Aquela que seria a maior escola de ensino fundamental municipal de Bauru, cujas obras começaram em 2003 e foram interrompidas em 2006, após sucessivos atrasos e desperdício de quase R$ 1 milhão em dinheiro público, começou, enfim, a ser demolida.

As máquinas iniciaram o trabalho nesta quarta-feira (16), após um completo insucesso de se criar a EMEF Vera Lúcia Pereira Arlindo, no Núcleo Isaura Pitta Garms (Bauru 1). É a obra mais atrasada registrada pelo Tribunal de Contas do Estado (TCE). Neste período, cinco prefeitos ocuparam a cadeira no Palácio das Cerejeiras. A demolição deve durar cerca de 30 dias e põe fim, também, ao problema crônico que havia se instalado ali, o uso e tráfico de drogas.

Segundo o TCE, o contrato com a construtora Prudesan Engenharia e Comércio Ltda era de R$ 1.535.496,75 e a Prefeitura pagou na época R$ 900.184,89. O JC contatou o município para saber se conseguiu, judicialmente, recuperar ao menos parte dos gastos, mas até o fechamento desta edição não obteve retorno sobre o processo com a Secretaria de Finanças.

Ontem, coube ao prefeito Clodoaldo Gazzetta (PSDB), em sua última quinzena no mandato, virar a página desta história. Para o local, em uma área de 9.165,23m², a promessa é de construção de um complexo educacional para a Escola do Futuro, que abrigará duas escolas (infantil e fundamental) e um Centro de Convivência do Idoso. A prefeitura promete 180 vagas que atenderão crianças entre quatro meses até cinco anos de idade, além de 10 salas e capacidade para 300 alunos para ensino integral.

Ainda de acordo com a Prefeitura de Bauru, estão previstos para a construção do complexo R$ 14 milhões, assegurados na Secretaria Municipal de Educação.

O secretário de Obras, Sidnei Rodrigues, que possivelmente está em seu último mês no comando da pasta, esclarece que depois de todo o processo judicial entre prefeitura e a construtora, ensaios e estudos, foi constatada que a solução mais viável era a demolição total da obra inacabada. 

Noticiado pelo JC em abril de 2015, a promessa na gestão Rodrigo Agostinho era de que a demolição tivesse início naquele ano, o que não ocorreu. A avaliação feita por técnicos das secretarias de Obras e Planejamento, na época, era de que o piso térreo seria reaproveitado, o que não se confirmou. Ao JC, anteontem, o secretário Sidnei Rodrigues reafirmou também que a quadra poliesportiva do local seguirá em uso pela comunidade.  

RELEMBRE

A ordem de serviços para o início da construção da escola foi dada em dezembro de 2002, no governo Nilson Costa. Em setembro de 2004, no entanto, os trabalhos foram interrompidos pela primeira vez. 

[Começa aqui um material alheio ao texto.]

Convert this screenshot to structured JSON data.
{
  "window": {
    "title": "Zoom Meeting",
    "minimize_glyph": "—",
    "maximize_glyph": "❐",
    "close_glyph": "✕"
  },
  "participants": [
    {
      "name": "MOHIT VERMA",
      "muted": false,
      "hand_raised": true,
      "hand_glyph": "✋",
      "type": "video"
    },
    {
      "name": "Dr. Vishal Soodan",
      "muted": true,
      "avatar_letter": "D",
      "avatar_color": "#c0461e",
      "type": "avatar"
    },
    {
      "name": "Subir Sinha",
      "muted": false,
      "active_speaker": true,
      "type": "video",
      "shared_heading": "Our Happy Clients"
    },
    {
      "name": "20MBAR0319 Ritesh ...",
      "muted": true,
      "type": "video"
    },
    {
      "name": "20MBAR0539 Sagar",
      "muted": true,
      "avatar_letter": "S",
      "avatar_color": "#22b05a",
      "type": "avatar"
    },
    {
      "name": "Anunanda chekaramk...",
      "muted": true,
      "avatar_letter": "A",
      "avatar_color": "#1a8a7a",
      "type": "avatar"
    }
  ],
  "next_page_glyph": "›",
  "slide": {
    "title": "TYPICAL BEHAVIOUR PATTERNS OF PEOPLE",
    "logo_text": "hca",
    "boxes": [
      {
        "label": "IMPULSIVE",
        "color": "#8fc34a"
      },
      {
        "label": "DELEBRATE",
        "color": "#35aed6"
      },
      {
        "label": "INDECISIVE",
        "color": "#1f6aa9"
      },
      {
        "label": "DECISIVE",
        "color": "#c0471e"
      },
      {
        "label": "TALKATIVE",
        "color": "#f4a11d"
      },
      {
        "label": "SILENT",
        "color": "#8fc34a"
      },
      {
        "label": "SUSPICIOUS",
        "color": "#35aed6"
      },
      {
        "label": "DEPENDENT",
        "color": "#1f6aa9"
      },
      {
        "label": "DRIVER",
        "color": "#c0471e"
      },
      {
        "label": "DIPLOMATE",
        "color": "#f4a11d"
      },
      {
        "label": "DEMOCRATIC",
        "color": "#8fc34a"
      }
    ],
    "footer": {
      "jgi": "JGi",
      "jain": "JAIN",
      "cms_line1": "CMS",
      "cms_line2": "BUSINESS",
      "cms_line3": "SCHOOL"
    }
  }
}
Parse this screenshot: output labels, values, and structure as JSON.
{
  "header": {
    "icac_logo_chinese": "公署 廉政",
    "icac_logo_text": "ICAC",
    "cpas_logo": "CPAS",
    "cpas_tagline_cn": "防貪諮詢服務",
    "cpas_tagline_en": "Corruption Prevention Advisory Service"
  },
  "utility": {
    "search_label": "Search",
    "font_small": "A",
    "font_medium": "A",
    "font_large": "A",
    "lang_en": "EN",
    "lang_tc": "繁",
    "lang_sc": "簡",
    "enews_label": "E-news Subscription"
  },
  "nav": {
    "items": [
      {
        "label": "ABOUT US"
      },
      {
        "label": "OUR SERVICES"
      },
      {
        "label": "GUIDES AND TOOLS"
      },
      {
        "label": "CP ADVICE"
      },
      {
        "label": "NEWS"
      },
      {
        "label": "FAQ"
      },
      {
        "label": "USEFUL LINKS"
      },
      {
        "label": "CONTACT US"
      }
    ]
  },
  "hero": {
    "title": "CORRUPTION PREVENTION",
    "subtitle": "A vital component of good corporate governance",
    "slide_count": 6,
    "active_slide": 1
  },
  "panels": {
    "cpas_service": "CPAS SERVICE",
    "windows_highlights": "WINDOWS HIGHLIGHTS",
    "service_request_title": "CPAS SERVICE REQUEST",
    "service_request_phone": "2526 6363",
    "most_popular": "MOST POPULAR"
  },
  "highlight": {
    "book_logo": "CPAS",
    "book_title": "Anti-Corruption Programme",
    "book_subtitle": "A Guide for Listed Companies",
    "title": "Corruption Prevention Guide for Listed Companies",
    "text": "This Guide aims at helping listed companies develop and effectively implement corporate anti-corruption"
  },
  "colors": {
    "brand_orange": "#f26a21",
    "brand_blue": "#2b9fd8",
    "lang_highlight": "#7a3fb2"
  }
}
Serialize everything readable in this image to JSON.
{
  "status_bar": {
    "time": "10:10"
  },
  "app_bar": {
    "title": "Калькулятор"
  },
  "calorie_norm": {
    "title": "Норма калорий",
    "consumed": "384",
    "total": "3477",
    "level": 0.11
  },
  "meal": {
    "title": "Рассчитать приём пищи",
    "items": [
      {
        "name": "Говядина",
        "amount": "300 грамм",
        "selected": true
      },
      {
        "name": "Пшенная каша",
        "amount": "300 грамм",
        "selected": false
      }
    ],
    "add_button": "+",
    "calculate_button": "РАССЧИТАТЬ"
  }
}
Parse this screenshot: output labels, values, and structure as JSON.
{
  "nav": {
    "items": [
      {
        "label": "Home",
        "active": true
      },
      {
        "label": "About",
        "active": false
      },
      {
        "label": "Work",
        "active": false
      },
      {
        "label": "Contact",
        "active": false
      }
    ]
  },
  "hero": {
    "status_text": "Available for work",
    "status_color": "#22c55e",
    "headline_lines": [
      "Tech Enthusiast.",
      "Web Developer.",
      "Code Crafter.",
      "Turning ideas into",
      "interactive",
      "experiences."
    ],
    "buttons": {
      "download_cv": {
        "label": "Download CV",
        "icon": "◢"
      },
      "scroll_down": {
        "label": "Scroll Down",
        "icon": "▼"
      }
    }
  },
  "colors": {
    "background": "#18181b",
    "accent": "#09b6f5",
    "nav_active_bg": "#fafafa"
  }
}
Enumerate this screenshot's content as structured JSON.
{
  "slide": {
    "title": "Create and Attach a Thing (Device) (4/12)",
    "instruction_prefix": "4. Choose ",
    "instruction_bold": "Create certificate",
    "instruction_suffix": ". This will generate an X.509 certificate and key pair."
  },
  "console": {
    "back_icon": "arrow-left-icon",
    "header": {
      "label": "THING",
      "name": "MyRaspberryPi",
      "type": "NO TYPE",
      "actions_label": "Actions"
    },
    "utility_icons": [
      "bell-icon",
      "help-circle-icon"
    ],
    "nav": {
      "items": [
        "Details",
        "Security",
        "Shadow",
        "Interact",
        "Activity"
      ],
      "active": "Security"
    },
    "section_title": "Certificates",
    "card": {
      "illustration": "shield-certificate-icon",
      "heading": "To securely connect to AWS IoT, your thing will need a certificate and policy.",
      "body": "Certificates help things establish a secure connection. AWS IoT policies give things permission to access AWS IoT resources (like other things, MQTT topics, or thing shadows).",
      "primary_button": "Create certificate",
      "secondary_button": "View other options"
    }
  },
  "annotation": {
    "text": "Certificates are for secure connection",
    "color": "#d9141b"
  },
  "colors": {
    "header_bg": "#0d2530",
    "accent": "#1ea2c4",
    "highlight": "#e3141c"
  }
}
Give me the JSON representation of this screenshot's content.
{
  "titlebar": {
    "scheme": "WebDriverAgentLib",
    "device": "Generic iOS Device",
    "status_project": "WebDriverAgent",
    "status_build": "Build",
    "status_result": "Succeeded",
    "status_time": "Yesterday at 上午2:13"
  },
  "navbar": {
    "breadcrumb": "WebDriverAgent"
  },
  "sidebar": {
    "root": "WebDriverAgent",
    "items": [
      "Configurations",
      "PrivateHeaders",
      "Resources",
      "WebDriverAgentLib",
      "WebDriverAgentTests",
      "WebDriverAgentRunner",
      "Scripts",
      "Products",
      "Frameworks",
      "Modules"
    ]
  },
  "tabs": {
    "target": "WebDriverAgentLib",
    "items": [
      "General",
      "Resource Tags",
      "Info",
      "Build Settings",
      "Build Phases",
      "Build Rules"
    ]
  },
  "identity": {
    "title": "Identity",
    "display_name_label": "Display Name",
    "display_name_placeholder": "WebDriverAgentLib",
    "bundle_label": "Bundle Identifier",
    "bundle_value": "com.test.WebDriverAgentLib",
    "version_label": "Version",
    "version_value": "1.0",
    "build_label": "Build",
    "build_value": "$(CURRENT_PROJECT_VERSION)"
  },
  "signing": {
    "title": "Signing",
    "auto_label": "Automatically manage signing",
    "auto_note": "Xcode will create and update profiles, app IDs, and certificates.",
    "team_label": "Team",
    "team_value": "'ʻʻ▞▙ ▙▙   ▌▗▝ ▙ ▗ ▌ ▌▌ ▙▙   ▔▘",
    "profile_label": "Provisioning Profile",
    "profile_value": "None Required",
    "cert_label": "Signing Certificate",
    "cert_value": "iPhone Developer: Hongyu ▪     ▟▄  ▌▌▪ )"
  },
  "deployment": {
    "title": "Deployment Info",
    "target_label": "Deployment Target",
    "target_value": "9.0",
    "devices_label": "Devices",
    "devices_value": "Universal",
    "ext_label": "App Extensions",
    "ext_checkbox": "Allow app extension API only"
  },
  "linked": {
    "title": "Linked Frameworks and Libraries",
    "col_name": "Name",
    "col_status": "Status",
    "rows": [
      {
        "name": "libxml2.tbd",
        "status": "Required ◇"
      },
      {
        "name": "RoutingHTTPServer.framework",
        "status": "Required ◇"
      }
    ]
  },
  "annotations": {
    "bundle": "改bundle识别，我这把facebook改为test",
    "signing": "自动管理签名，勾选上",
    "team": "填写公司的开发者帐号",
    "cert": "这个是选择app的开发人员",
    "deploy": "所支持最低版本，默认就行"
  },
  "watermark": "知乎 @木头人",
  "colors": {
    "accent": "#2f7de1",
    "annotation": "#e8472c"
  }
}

Em janeiro de 2006, já durante a gestão Tuga Angerami, a construtora retomou a obra, mas paralisou definitivamente em 27 de agosto daquele ano.

Entre o início e o abandono das obras, uma unidade estadual para ensino fundamental foi construída no bairro. Já as crianças menores precisam se deslocar para o Chapadão ou para o Gasparini.